My sense of why the Affordable Care Act failed to inspire the majority of the public is this–
America is hungry for a sane, decent health care system.
The Democrats say to America, “Here’s a nice plate of Spam. It’s a nutritious mix of things kind of mushed together into something you can eat.”
America says, “Yuck.”
The Republicans say, “Here’s a nice plate of smashed light bulbs. They’re the incandescent kind, that Grandma used. Eat up, it builds character. What? You can’t eat broken glass? Then here’s a big plate of nothing– you free-market dropout!”
We’d all rather have steak. I’d rather have a single-payer health care system yesterday, but the Affordable Care Act is a huge step forward toward building a real, sane and adequate health care system that protects Americans from financial ruin if they have accident or illness, and rewards doctors for helping their patients stay healthy. Incidentally– making it harder to profiteer off other people’s misfortune.
The Affordable Care Act requires insurance companies to keep administrative costs down and put the premiums into health services.
I was out with Mr.Green at Hope St. Pizza tonight and heard a bunch of guys at the next table talking about the Supremes. One of them was a nurse. I called out to them and did the fist pump and we all cheered.
My Mom listens to crazy radio. I’m waiting to hear her take on this. The ACA has benefits for people on Medicare that will save her from some co-pays and medication expenses. But she’ll tell me it’s a bad thing. Because Death Panels.
My sister-in-law is wondering if there’s going to be part-time Death Panel positions open. She’s a teacher, uses the Glare of Death to cow her students and has some time to pick up a summer job.
I am hugely relieved that we are not back to square one.
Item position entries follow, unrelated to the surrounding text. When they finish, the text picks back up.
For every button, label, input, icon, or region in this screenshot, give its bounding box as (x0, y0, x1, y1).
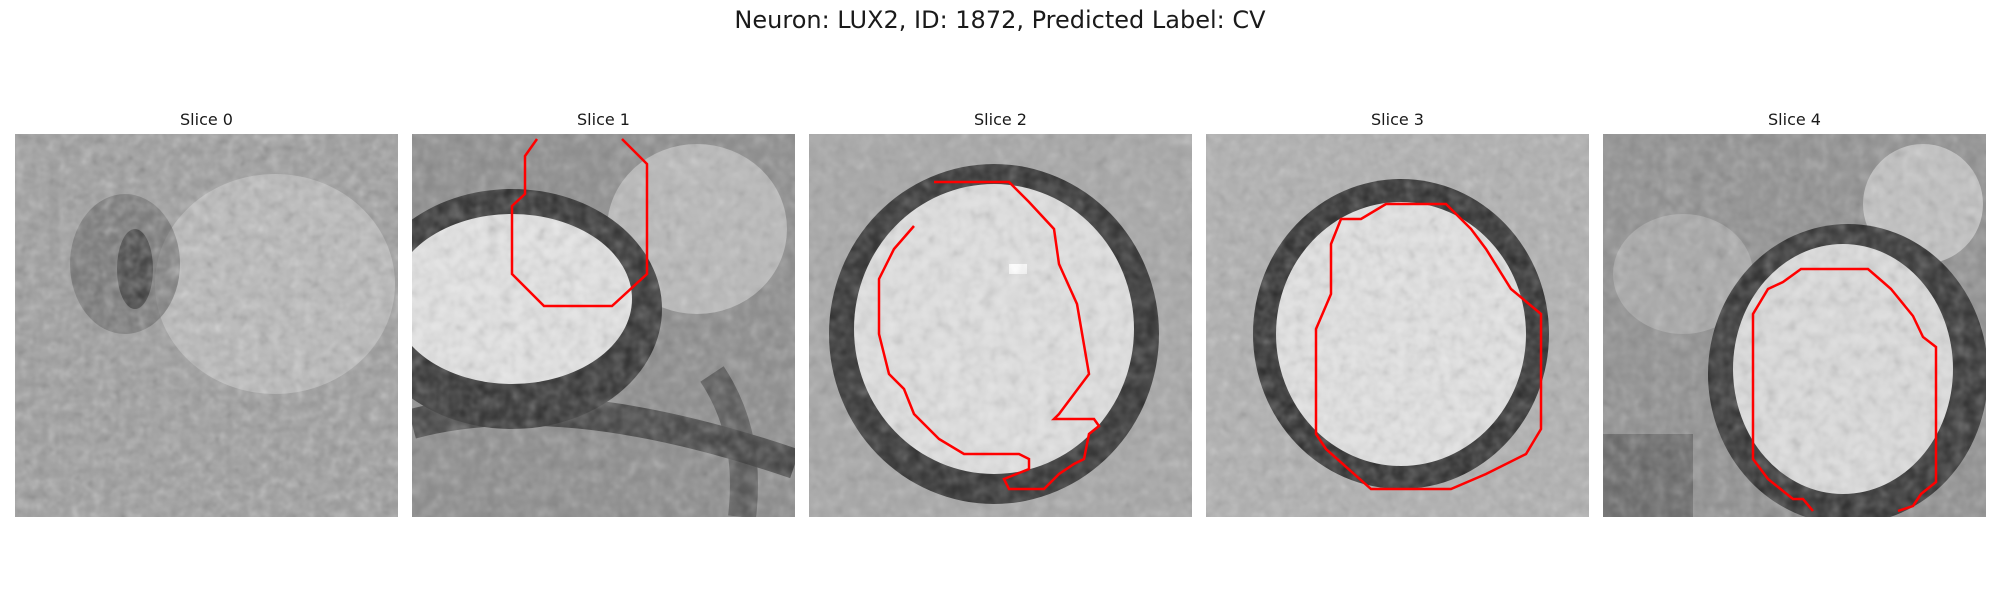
slice-panel-3: Slice 3 (1206, 108, 1589, 517)
slice-panel-1: Slice 1 (412, 108, 795, 517)
slice-image-4 (1603, 134, 1986, 517)
slice-title-1: Slice 1 (577, 110, 630, 129)
contour-2 (877, 180, 1101, 491)
contour-3 (1314, 202, 1543, 491)
slice-image-3 (1206, 134, 1589, 517)
slice-panel-0: Slice 0 (15, 108, 398, 517)
slice-image-1 (412, 134, 795, 517)
slice-title-3: Slice 3 (1371, 110, 1424, 129)
slice-panel-4: Slice 4 (1603, 108, 1986, 517)
slice-title-4: Slice 4 (1768, 110, 1821, 129)
slice-panel-2: Slice 2 (809, 108, 1192, 517)
slice-image-2 (809, 134, 1192, 517)
slice-image-0 (15, 134, 398, 517)
slice-title-0: Slice 0 (180, 110, 233, 129)
figure-title: Neuron: LUX2, ID: 1872, Predicted Label:… (734, 6, 1266, 34)
contour-4 (1751, 267, 1938, 513)
slice-title-2: Slice 2 (974, 110, 1027, 129)
contour-1 (510, 138, 649, 308)
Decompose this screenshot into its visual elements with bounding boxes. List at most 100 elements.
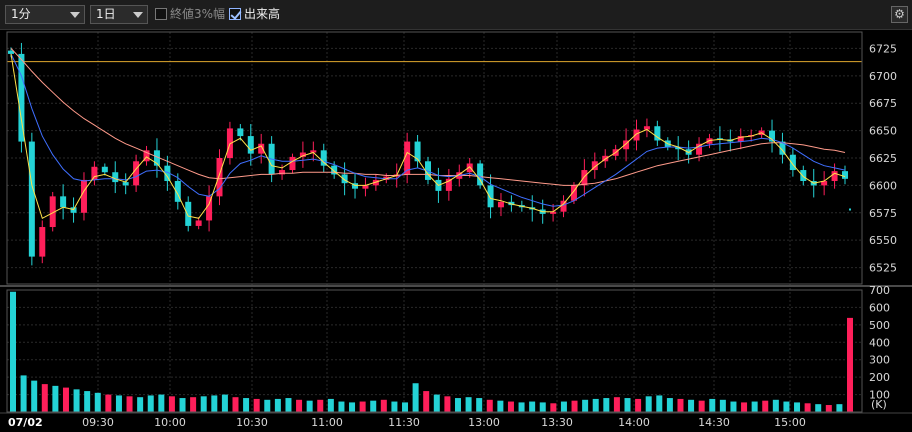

My family benefits from the provision of the ACA that lets young adults stay on their parent’s insurance. I have been at meetings at the Department of Health where a blueprint for insuring all Rhode Islanders is being drawn up, and the ACA is crucial. It’s way better to be sitting comfortably inside our beautiful Statehouse, than to be standing out on the lawn waving a sign. I’ve done enough of that the past three years. I wish Dave St.Germain were alive to see this day.
Mother Jones has a list of ten things you get now that Obamacare is upheld…
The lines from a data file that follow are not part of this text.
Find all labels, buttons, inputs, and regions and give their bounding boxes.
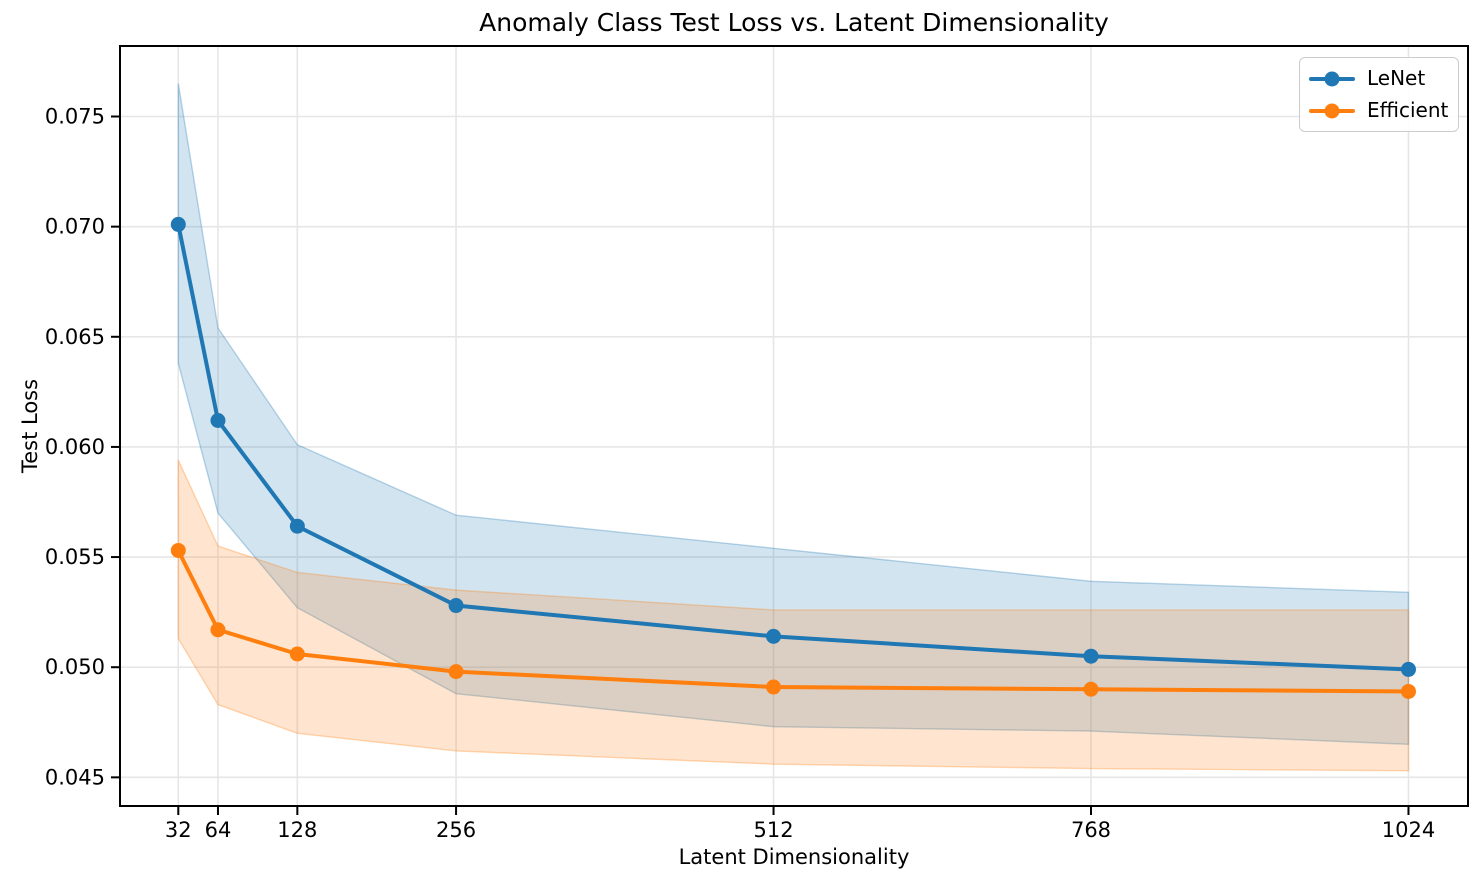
x-tick-label: 512: [753, 818, 793, 842]
x-tick-label: 1024: [1382, 818, 1435, 842]
y-tick-label: 0.065: [45, 325, 105, 349]
x-tick-label: 768: [1071, 818, 1111, 842]
efficient-swatch-dot: [1324, 103, 1340, 118]
efficient-point-1024: [1400, 683, 1416, 699]
y-tick-label: 0.070: [45, 215, 105, 239]
y-axis-label: Test Loss: [18, 378, 42, 474]
lenet-line-marker-swatch: [1309, 71, 1355, 87]
legend-item-lenet: LeNet: [1309, 65, 1448, 92]
efficient-point-32: [170, 542, 186, 558]
lenet-point-1024: [1400, 661, 1416, 677]
efficient-point-128: [289, 646, 305, 662]
chart-title: Anomaly Class Test Loss vs. Latent Dimen…: [479, 8, 1109, 37]
legend-label-efficient: Efficient: [1367, 98, 1449, 122]
legend-label-lenet: LeNet: [1367, 66, 1426, 90]
x-tick-label: 256: [436, 818, 476, 842]
lenet-point-512: [766, 628, 782, 644]
lenet-swatch-dot: [1324, 71, 1340, 86]
lenet-point-768: [1083, 648, 1099, 664]
lenet-point-64: [210, 412, 226, 428]
efficient-point-256: [448, 664, 464, 680]
y-tick-label: 0.055: [45, 545, 105, 569]
legend: LeNet Efficient: [1299, 57, 1459, 132]
y-tick-label: 0.075: [45, 104, 105, 128]
y-tick-label: 0.050: [45, 655, 105, 679]
y-tick-label: 0.045: [45, 765, 105, 789]
x-axis-label: Latent Dimensionality: [678, 845, 910, 869]
axes-spines: [119, 45, 1469, 807]
efficient-confidence-band: [177, 459, 1410, 772]
x-tick-label: 128: [277, 818, 317, 842]
lenet-point-256: [448, 598, 464, 614]
x-tick-label: 32: [165, 818, 192, 842]
x-tick-label: 64: [205, 818, 232, 842]
efficient-point-768: [1083, 681, 1099, 697]
efficient-line-marker-swatch: [1309, 103, 1355, 119]
efficient-point-512: [766, 679, 782, 695]
legend-item-efficient: Efficient: [1309, 97, 1448, 124]
lenet-confidence-band: [177, 83, 1410, 746]
lenet-point-32: [170, 216, 186, 232]
y-tick-label: 0.060: [45, 435, 105, 459]
lenet-point-128: [289, 518, 305, 534]
efficient-point-64: [210, 622, 226, 638]
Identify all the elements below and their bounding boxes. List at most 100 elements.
1) Insurance companies can no longer impose lifetime coverage limits on your insurance. Never again will you face the risk of getting really sick and then, a few months in, having your insurer tell you, “Sorry, you’ve ‘run out’ of coverage.” Almost everyone I’ve met knows someone who had insurance but got really, really sick (or had a kid get really sick) and ran into a lifetime cap.
You’ll say, “Well, duh. Any reasonable society would take these things for granted.”
But we came within a whisker of never getting the ACA passed in Congress, and the Supremes passed it in a 5-4. This is a day in History.
[the writer means no disrespect to Spam, or any of Hormel's fine canned meat products.]
A candlelight service was held last night at the State House for Dave St. Germain. It was the right place, Dave was such a presence there. It was a warm night with a gentle breeze, unlike the many bitter winter days we gathered for the causes that Dave devoted his life to. His brother-in-law spoke and his family received condolences from his many friends. Dave’s life was a long and complicated story. We say the system failed him, and as his friend I regret not staying closer. I knew that he lived with pain, but not that he felt despair.
A system is made up of individuals, each one human and fallible. People usually want to do the right thing. In a more merciful world we would do it more often. Dave worked for that world, and that is what he leaves us.
I can’t believe he’s gone. He was only 43, he seemed so on top of things.
Dave was a friend, he helped configure my computer. He talked a group of us at First Unitarian into cooking a hot meal for the homeless men living at Harrington Hall. He had a room at Crossroads for himself, but his life was never secure. He struggled to pay his monthly rent, a percentage of his disability check.
He was an activist, a leader, confident and well-spoken. He kept his pain to himself but walked with a limp and didn’t sleep well.
I wish with all my heart that he had found someone to take over his life when he was driven to such despair. I’m angry with him for eluding his dear friend’s best efforts to protect him. Today I met with people who were close to him, who really tried to get him help. I wish he had called someone, but he knew the system well and did not choose to go that way. Now we are missing a gifted and loved advocate for justice.
Dave was someone who helped solve other people’s problems. He had many friends. We will miss him. I wonder, and will always wonder, why he had to end his life that way.